Justice Thomas’ influence in this area could soon gain majority status. In WRTL, Chief Justice Roberts and Justice Alito issued an opinion that did not go quite so far as the other three deregulatory justices would go, but it still significantly cut back the reach of the McConnell opinion, thereby allowing more corporate and union election-related ads to be paid for out of treasury funds. The chief justice’s opinion reads like a Justice Thomas opinion, full of paeans to the First Amendment and the value of free political debate, unfettered by campaign-finance rules. In declaring that “Enough is enough” when faced with an argument that strict campaign-finance laws are necessary to prevent the circumvention of core limits on money in politics, Chief Justice Roberts echoed Thomas’ skepticism of anti-circumvention arguments expressed in McConnell: “speech regulation will again expand to cover new forms of ‘circumvention,’ only to spur supposed circumvention of the new regulations, and so forth.” It seems only a matter of time before Roberts and Justice Samuel Alito move either firmly into Thomas’ camp or at least close to his position. 2
Justice Thomas may not find another four votes for his positions on a general right to engage in anonymous campaign-finance spending. But he could well see much of his vision of a deregulated campaign finance system come into being over the next decade. His influence in this area should not be underestimated.

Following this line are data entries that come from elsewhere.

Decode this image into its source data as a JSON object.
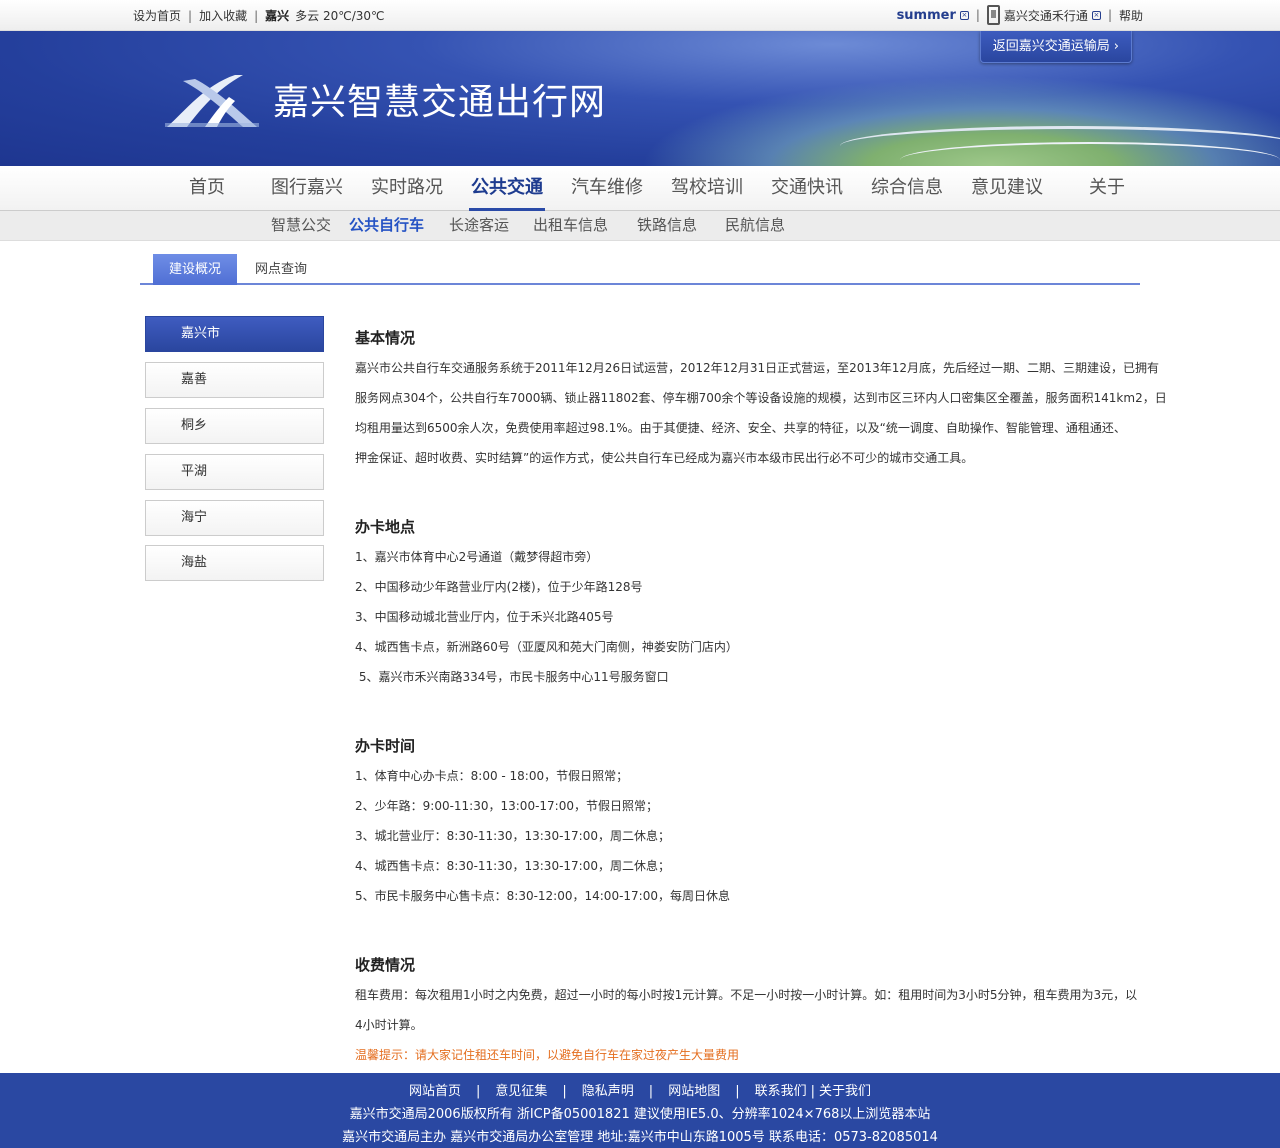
{
  "topbar": {
    "links": [
      "设为首页",
      "加入收藏"
    ],
    "city": "嘉兴",
    "weather": "多云 20℃/30℃",
    "user": "summer",
    "app": "嘉兴交通禾行通",
    "help": "帮助"
  },
  "banner": {
    "site_title": "嘉兴智慧交通出行网",
    "back_button": "返回嘉兴交通运输局"
  },
  "main_nav": [
    {
      "label": "首页",
      "active": false
    },
    {
      "label": "图行嘉兴",
      "active": false
    },
    {
      "label": "实时路况",
      "active": false
    },
    {
      "label": "公共交通",
      "active": true
    },
    {
      "label": "汽车维修",
      "active": false
    },
    {
      "label": "驾校培训",
      "active": false
    },
    {
      "label": "交通快讯",
      "active": false
    },
    {
      "label": "综合信息",
      "active": false
    },
    {
      "label": "意见建议",
      "active": false
    },
    {
      "label": "关于",
      "active": false
    }
  ],
  "sub_nav": [
    {
      "label": "智慧公交",
      "active": false
    },
    {
      "label": "公共自行车",
      "active": true
    },
    {
      "label": "长途客运",
      "active": false
    },
    {
      "label": "出租车信息",
      "active": false
    },
    {
      "label": "铁路信息",
      "active": false
    },
    {
      "label": "民航信息",
      "active": false
    }
  ],
  "tabs": {
    "active": "建设概况",
    "inactive": "网点查询"
  },
  "sidebar": [
    "嘉兴市",
    "嘉善",
    "桐乡",
    "平湖",
    "海宁",
    "海盐"
  ],
  "article": {
    "s1_title": "基本情况",
    "s1_lines": [
      "嘉兴市公共自行车交通服务系统于2011年12月26日试运营，2012年12月31日正式营运，至2013年12月底，先后经过一期、二期、三期建设，已拥有",
      "服务网点304个，公共自行车7000辆、锁止器11802套、停车棚700余个等设备设施的规模，达到市区三环内人口密集区全覆盖，服务面积141km2，日",
      "均租用量达到6500余人次，免费使用率超过98.1%。由于其便捷、经济、安全、共享的特征，以及“统一调度、自助操作、智能管理、通租通还、",
      "押金保证、超时收费、实时结算”的运作方式，使公共自行车已经成为嘉兴市本级市民出行必不可少的城市交通工具。"
    ],
    "s2_title": "办卡地点",
    "s2_lines": [
      "1、嘉兴市体育中心2号通道（戴梦得超市旁）",
      "2、中国移动少年路营业厅内(2楼)，位于少年路128号",
      "3、中国移动城北营业厅内，位于禾兴北路405号",
      "4、城西售卡点，新洲路60号（亚厦风和苑大门南侧，神娄安防门店内）",
      " 5、嘉兴市禾兴南路334号，市民卡服务中心11号服务窗口"
    ],
    "s3_title": "办卡时间",
    "s3_lines": [
      "1、体育中心办卡点：8:00 - 18:00，节假日照常；",
      "2、少年路：9:00-11:30，13:00-17:00，节假日照常；",
      "3、城北营业厅：8:30-11:30，13:30-17:00，周二休息；",
      "4、城西售卡点：8:30-11:30，13:30-17:00，周二休息；",
      "5、市民卡服务中心售卡点：8:30-12:00，14:00-17:00，每周日休息"
    ],
    "s4_title": "收费情况",
    "s4_lines": [
      "租车费用：每次租用1小时之内免费，超过一小时的每小时按1元计算。不足一小时按一小时计算。如：租用时间为3小时5分钟，租车费用为3元，以",
      "4小时计算。"
    ],
    "warning": "温馨提示：请大家记住租还车时间，以避免自行车在家过夜产生大量费用"
  },
  "footer": {
    "links": [
      "网站首页",
      "意见征集",
      "隐私声明",
      "网站地图",
      "联系我们",
      "关于我们"
    ],
    "copyright": "嘉兴市交通局2006版权所有 浙ICP备05001821 建议使用IE5.0、分辨率1024×768以上浏览器本站",
    "address": "嘉兴市交通局主办 嘉兴市交通局办公室管理  地址:嘉兴市中山东路1005号 联系电话：0573-82085014"
  },
  "colors": {
    "brand_blue": "#2a48a2",
    "active_link": "#2452c4",
    "warning": "#e46e1f"
  }
}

____________________________________________________

1 See Stephen Breyer, Active Liberty: Interpreting Our Democratic Constitution, ch. 4 (Speech) (2005).
2 I expand on these ideas in Richard L. Hasen, “Beyond Incoherence: The Roberts Court’s Deregulatory Turn in FEC v. Wisconsin Right to Life.
 


Richard L. Hasen is the William H. Hannon Distinguished Professor of Law at Loyola, Los Angeles, Law School. He is a nationally recognized expert on election law and campaign-finance regulation, is co-author of a leading casebook on election law, co-editor of the quarterly peer-reviewed publication Election Law Journal and the editor of the widely read Election Law blog. Hasen is also the author of The Supreme Court and Election Law: Judging Equality from Baker v. Carr to Bush v. Gore (2003).